Novelization of the movie. I liked it. It's a little long, but it does add some cool new information about the nature of Jason Voorhees.
2023 reread: Holds up. It’s still a really good adaptation of the movie that adds some good character development and a lot of context to the nature of Jason Voorhees. Some say it’s a little long, and I won’t argue that, but it’s still fun.
I also read the sequel to this right after, The Experiment, also by Pat Cadigan. For some reason Good Reads puts it as an edition of this book so I can’t list it separately. It takes place right after Jason X and is also 400 pages. Rowan or anyone else from the movie does not show up. It’s Uber Jason with new people on Earth 2 in the future. It’s okay. It reads REALLY long. Not as good as Jason X.
A competent enough novelisation, but it was far too long; many characters now have backstories including the guard that Jason switches places with at the start of the movie, and some scenes are told multiple times from different characters perspectives, with little differences between them.
Low Point: Most of the book of it. Besides a couple of character backstories being added (Mostly for padding) The book is a 1:1 retread of the movie. Which, if your a fan of the movie. Cool. Over all the entire book is a stiff retread of the movie, kind of reads like you are being walked through the story board of movie, which, I suppose you should expect from the novelization of a fucking Jason movie.

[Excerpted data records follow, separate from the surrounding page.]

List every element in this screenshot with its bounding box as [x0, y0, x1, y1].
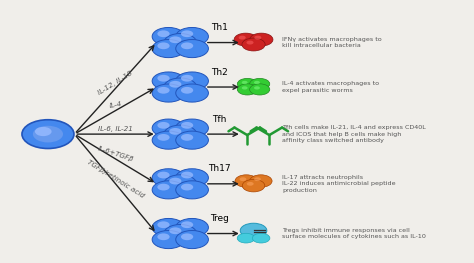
Circle shape: [157, 233, 170, 240]
Circle shape: [242, 86, 247, 89]
Circle shape: [152, 181, 185, 199]
Circle shape: [176, 27, 209, 45]
Text: Th1: Th1: [211, 23, 228, 32]
Circle shape: [169, 128, 182, 135]
Circle shape: [169, 81, 182, 88]
Circle shape: [157, 30, 170, 37]
Text: IL-17 attracts neutrophils
IL-22 induces antimicrobial peptide
production: IL-17 attracts neutrophils IL-22 induces…: [282, 175, 395, 193]
Circle shape: [169, 178, 182, 184]
Circle shape: [181, 184, 193, 190]
Circle shape: [181, 172, 193, 178]
Circle shape: [152, 119, 185, 137]
Text: IL-6, IL-21: IL-6, IL-21: [98, 127, 133, 132]
Circle shape: [164, 125, 197, 143]
Circle shape: [176, 119, 209, 137]
Text: IFNγ activates macrophages to
kill intracellular bacteria: IFNγ activates macrophages to kill intra…: [282, 37, 382, 48]
Circle shape: [164, 225, 197, 242]
Circle shape: [247, 182, 254, 186]
Circle shape: [164, 33, 197, 52]
Circle shape: [176, 39, 209, 58]
Circle shape: [176, 169, 209, 187]
Circle shape: [35, 127, 52, 136]
Circle shape: [239, 177, 246, 181]
Circle shape: [237, 84, 257, 95]
Text: Tfh: Tfh: [212, 115, 227, 124]
Circle shape: [254, 177, 261, 181]
Circle shape: [164, 78, 197, 96]
Circle shape: [152, 39, 185, 58]
Circle shape: [152, 84, 185, 102]
Text: Th17: Th17: [208, 164, 231, 173]
Circle shape: [152, 169, 185, 187]
Circle shape: [176, 72, 209, 90]
Circle shape: [254, 81, 260, 84]
Circle shape: [250, 175, 272, 187]
Circle shape: [164, 175, 197, 193]
Circle shape: [169, 36, 182, 43]
Circle shape: [234, 33, 257, 46]
Circle shape: [237, 233, 255, 243]
Circle shape: [181, 233, 193, 240]
Circle shape: [157, 134, 170, 141]
Circle shape: [252, 233, 270, 243]
Circle shape: [157, 75, 170, 82]
Circle shape: [22, 120, 74, 149]
Circle shape: [33, 126, 63, 143]
Circle shape: [235, 175, 257, 187]
Circle shape: [176, 219, 209, 236]
Circle shape: [152, 219, 185, 236]
Circle shape: [181, 122, 193, 129]
Circle shape: [169, 227, 182, 234]
Circle shape: [250, 78, 270, 89]
Circle shape: [176, 181, 209, 199]
Text: IL-4: IL-4: [109, 101, 122, 109]
Circle shape: [250, 33, 273, 46]
Circle shape: [157, 87, 170, 94]
Circle shape: [254, 86, 260, 89]
Circle shape: [181, 221, 193, 228]
Circle shape: [157, 172, 170, 178]
Circle shape: [242, 38, 265, 51]
Circle shape: [181, 87, 193, 94]
Circle shape: [152, 230, 185, 249]
Circle shape: [240, 223, 267, 238]
Circle shape: [242, 179, 265, 192]
Circle shape: [250, 84, 270, 95]
Text: Tfh cells make IL-21, IL-4 and express CD40L
and ICOS that help B cells make hig: Tfh cells make IL-21, IL-4 and express C…: [282, 125, 426, 143]
Circle shape: [254, 36, 261, 39]
Circle shape: [181, 30, 193, 37]
Circle shape: [176, 84, 209, 102]
Circle shape: [246, 41, 254, 44]
Text: TGFβ/retinoic acid: TGFβ/retinoic acid: [86, 159, 145, 199]
Text: Th2: Th2: [211, 68, 228, 77]
Circle shape: [237, 78, 257, 89]
Circle shape: [238, 36, 246, 39]
Circle shape: [181, 134, 193, 141]
Text: Treg: Treg: [210, 214, 229, 223]
Text: Tregs inhibit immune responses via cell
surface molecules of cytokines such as I: Tregs inhibit immune responses via cell …: [282, 228, 426, 239]
Circle shape: [157, 122, 170, 129]
Circle shape: [181, 75, 193, 82]
Circle shape: [152, 27, 185, 45]
Circle shape: [176, 131, 209, 149]
Circle shape: [152, 131, 185, 149]
Circle shape: [181, 42, 193, 49]
Circle shape: [157, 221, 170, 228]
Text: IL-4 activates macrophages to
expel parasitic worms: IL-4 activates macrophages to expel para…: [282, 81, 379, 93]
Circle shape: [157, 42, 170, 49]
Circle shape: [157, 184, 170, 190]
Circle shape: [242, 81, 247, 84]
Text: IL-12, IL-18: IL-12, IL-18: [97, 70, 134, 96]
Text: IL-6+TGFβ: IL-6+TGFβ: [97, 145, 135, 163]
Circle shape: [176, 230, 209, 249]
Circle shape: [152, 72, 185, 90]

High Point: The setting up of how the earth ended and how space travel worked where fun and included a couple of good paragraphs/jokes. The description of how Jason operates was unique, and when the writer indulge into it, it was actually a lot of fun. Would have been fun to have more segments where you see his stunted perception of reality. Kind of mechanical, except usually when I read writing from a mechanical perspective from a machine perspective and there for is supposed to be "logical". Where this was based on cold meat based rage and a drive to murder all things alive and sexy. So, I would say I found the perspective of a meat based rage/murder computer to be at least unique and at most amusing. Hopefully this will be used more IN THE NEXT 5 BOOKS WHY ARE THERE 6 OF THESE!
Incidentally, the perspective of the Android, KM, was unique as well, as was her back story and motivation. Telling that the most well fleshed out characters in this book are the two that ARNT FUCKING ALIVE.
In short, don't read, unless your like me and are morbidly curious how they turned this story line into a 6 part book series.
I'm a fan of the movie, Jason X, and I thougt this was an excellent novelization. I'm actually pretty new to novelizations and I loved this one. My favorite aspects of the book version are the different perspectives we get from each individual character. Of course it goes deeper than the film and there is even some dark, and a bit of silly, humor. Actually, the movie itself is full of comedy, unintentional or otherwise, so it makes sense that the humorous element would be present in the book, too. At any rate, it's totally fun. Perfect nipple placement!
This was everything I’d hoped it would be. Dragged occasionally due to the need to keep pace with the film, but the pop culture references and sassy tone made it all worthwhile.
I get that it's a Friday The 13th novelization, but goddamn what was with almost the entire first half of the book ending each chapter with each character thinking about who all on the spaceship was getting laid?
Otherwise a nice breezy read, except for all the sci-fi mumbo jumbo to help explain and add context to the stuff built around Uber Jason.